We hear it all the time. Sometimes, we even say it. Often, you spend more time searching your Intranet for solutions than you do implementing the right one. It seems that finding what you are looking for the first time seldom happens even on the Internet. Then how do you determine which of the thousands of results that you just received in 0.10 of a second really is the answer to your search? What if the result you need is not indexed because of a non-supported file format? You will probably never see it.
For the purposes of this discussion, let’s focus on internal search and what may be happening there. Intranet platforms like SharePoint depend on proper indexing of documents in order to consider and suggest results to users. In a SharePoint environment for example, PDFs, CAD and Outlook file formats require an IFilter in order to index them. According to an article posted on KMWorld written by Susan Feldman, “40% of corporate users reported that they cannot find the information they need to do their jobs on their intranets.” In many cases that may be due to the fact that the index of data being considered by the search engine does not include all of the documents in the organization’s repositories. This may happen for a variety of reasons from improper file extensions, misplaced underscores in the file or directory to non-supported file formats.
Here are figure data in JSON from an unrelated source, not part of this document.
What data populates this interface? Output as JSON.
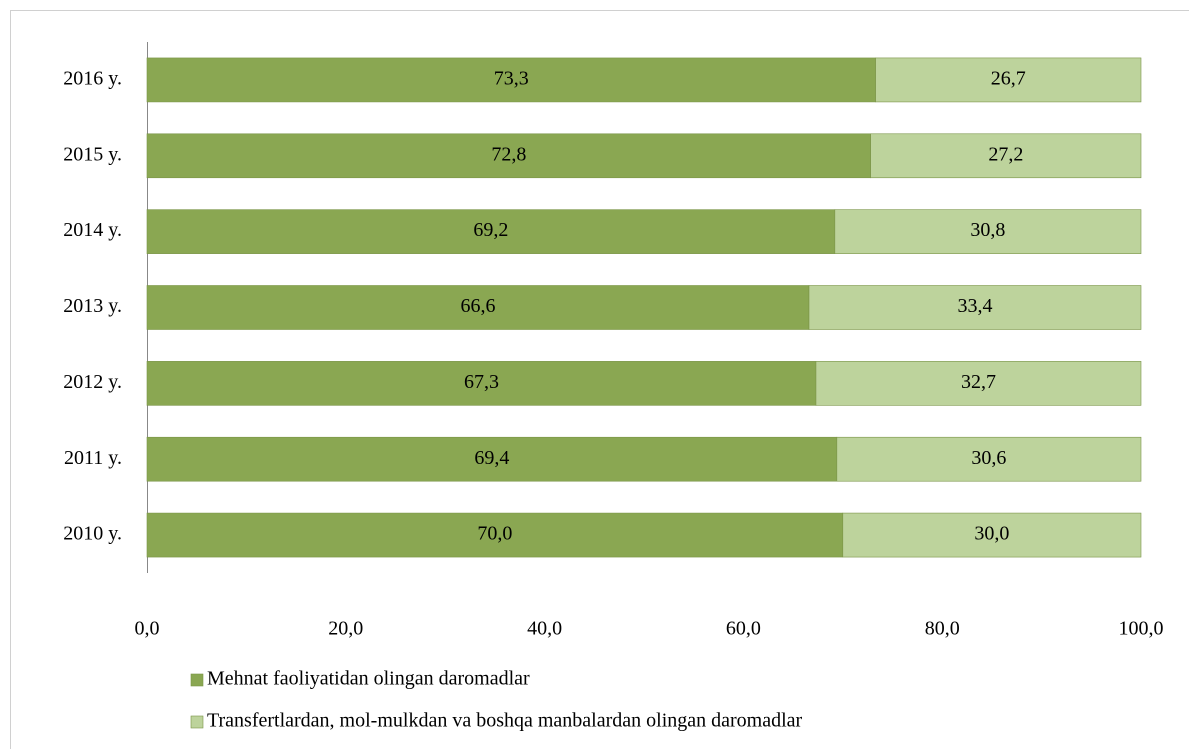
{
  "chart_data": {
    "type": "stacked-barh",
    "categories": [
      "2010 y.",
      "2011 y.",
      "2012 y.",
      "2013 y.",
      "2014 y.",
      "2015 y.",
      "2016 y."
    ],
    "series": [
      {
        "name": "Mehnat faoliyatidan olingan daromadlar",
        "color": "#8aa752",
        "values": [
          70.0,
          69.4,
          67.3,
          66.6,
          69.2,
          72.8,
          73.3
        ],
        "value_labels": [
          "70,0",
          "69,4",
          "67,3",
          "66,6",
          "69,2",
          "72,8",
          "73,3"
        ]
      },
      {
        "name": "Transfertlardan, mol-mulkdan va boshqa manbalardan olingan daromadlar",
        "color": "#bdd39c",
        "values": [
          30.0,
          30.6,
          32.7,
          33.4,
          30.8,
          27.2,
          26.7
        ],
        "value_labels": [
          "30,0",
          "30,6",
          "32,7",
          "33,4",
          "30,8",
          "27,2",
          "26,7"
        ]
      }
    ],
    "xlim": [
      0,
      100
    ],
    "xticks": [
      {
        "value": 0,
        "label": "0,0"
      },
      {
        "value": 20,
        "label": "20,0"
      },
      {
        "value": 40,
        "label": "40,0"
      },
      {
        "value": 60,
        "label": "60,0"
      },
      {
        "value": 80,
        "label": "80,0"
      },
      {
        "value": 100,
        "label": "100,0"
      }
    ],
    "legend": "bottom"
  }
}
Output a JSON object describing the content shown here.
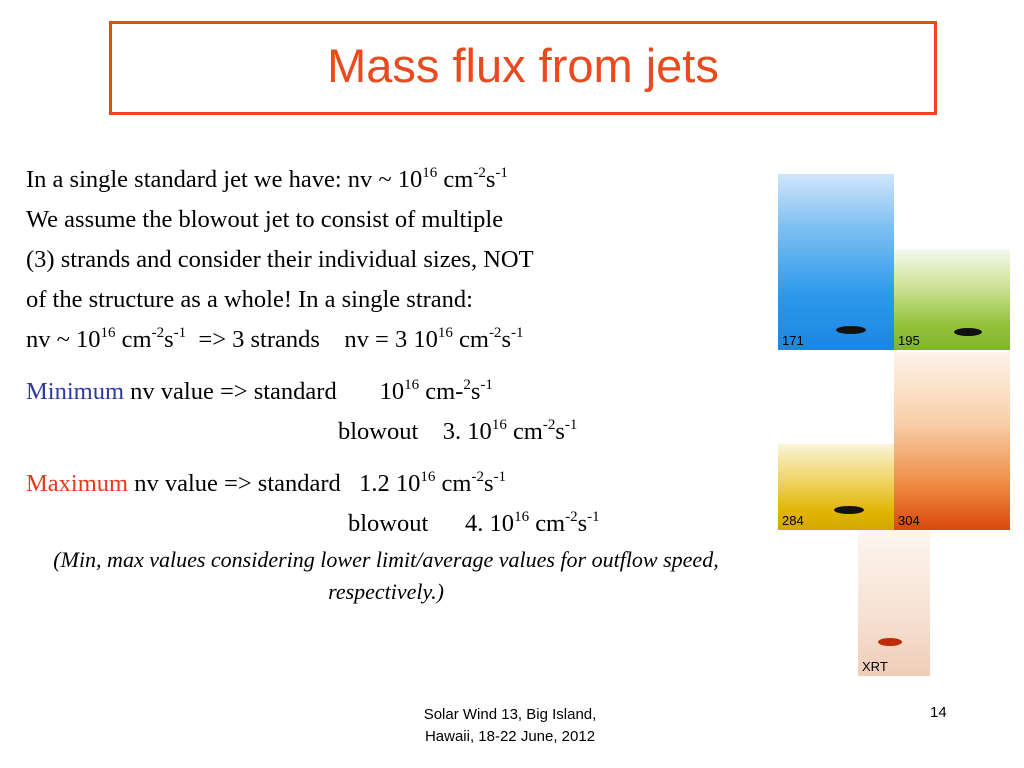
{
  "slide": {
    "title": "Mass flux from jets",
    "lines": {
      "l1_text": "In a single standard jet we have:   nv ~ 10",
      "l1_exp": "16",
      "l1_unit_a": " cm",
      "l1_exp2": "-2",
      "l1_unit_b": "s",
      "l1_exp3": "-1",
      "l2": "We assume the blowout jet to consist of multiple",
      "l3": "(3) strands and consider their individual sizes, NOT",
      "l4": "of the structure as a whole! In a single strand:",
      "l5_a": "nv ~ 10",
      "l5_exp": "16",
      "l5_b": " cm",
      "l5_exp2": "-2",
      "l5_c": "s",
      "l5_exp3": "-1",
      "l5_d": "  => 3 strands    nv = 3 10",
      "l5_exp4": "16",
      "l5_e": " cm",
      "l5_exp5": "-2",
      "l5_f": "s",
      "l5_exp6": "-1"
    },
    "minimum": {
      "label": "Minimum",
      "std_text": " nv value => standard       10",
      "std_exp": "16",
      "std_unit_a": " cm-",
      "std_exp2": "2",
      "std_unit_b": "s",
      "std_exp3": "-1",
      "blow_text": "blowout    3. 10",
      "blow_exp": "16",
      "blow_unit_a": " cm",
      "blow_exp2": "-2",
      "blow_unit_b": "s",
      "blow_exp3": "-1"
    },
    "maximum": {
      "label": "Maximum",
      "std_text": " nv value => standard   1.2 10",
      "std_exp": "16",
      "std_unit_a": " cm",
      "std_exp2": "-2",
      "std_unit_b": "s",
      "std_exp3": "-1",
      "blow_text": "blowout      4. 10",
      "blow_exp": "16",
      "blow_unit_a": " cm",
      "blow_exp2": "-2",
      "blow_unit_b": "s",
      "blow_exp3": "-1"
    },
    "note": "(Min, max values considering lower limit/average values for outflow speed, respectively.)",
    "footer": {
      "line1": "Solar Wind 13,  Big Island,",
      "line2": "Hawaii, 18-22 June, 2012",
      "page": "14"
    },
    "images": [
      {
        "label": "171",
        "color": "#1a8ce8"
      },
      {
        "label": "195",
        "color": "#7fb52a"
      },
      {
        "label": "284",
        "color": "#e0b400"
      },
      {
        "label": "304",
        "color": "#e85a10"
      },
      {
        "label": "XRT",
        "color": "#e07040"
      }
    ],
    "colors": {
      "accent": "#ea4a1f",
      "minimum": "#2d3a9e",
      "maximum": "#e8391b"
    }
  }
}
It is quite possible that many relevant documents are not being surfaced due to a non-supported document file type. Senior executives may want to ask their CIO for a report of document file types within their environments and compare those results with a list of the file types supported by their search engine and indexing capabilities. A quick comparison of that data could help you sleep better at night, or give you an understanding of why some documents aren’t being suggested.
One Google whitepaper points out that “nearly half of a knowledge worker’s time is non-productive, spent gathering information, converting formats, unsuccessfully searching or recreating content that already exists.” Any mid-level manager can instantly do the math on those costs. It is incumbent on us as IT professionals to do everything in our power to ensure that the Knowledge Workers in our organizations have access to all documents in the portal. One of the best ways we can do that is to make sure all the documents are actionable; read “able to be indexed.”
If we can eke out a 1% increase in productivity by making more documents actionable through better filter technology, the payback is significant. As you might imagine, my company, Discover Technologies, is about to release ACE 3.0 – the latest version of our connector engine – which happens to have new and improved filtering technology designed to accomplish this goal. Regardless of whose filter you use, the takeaway from this blog is meant to be “before you blame your search engine, consider the possibility that improper indexing may be your problem.”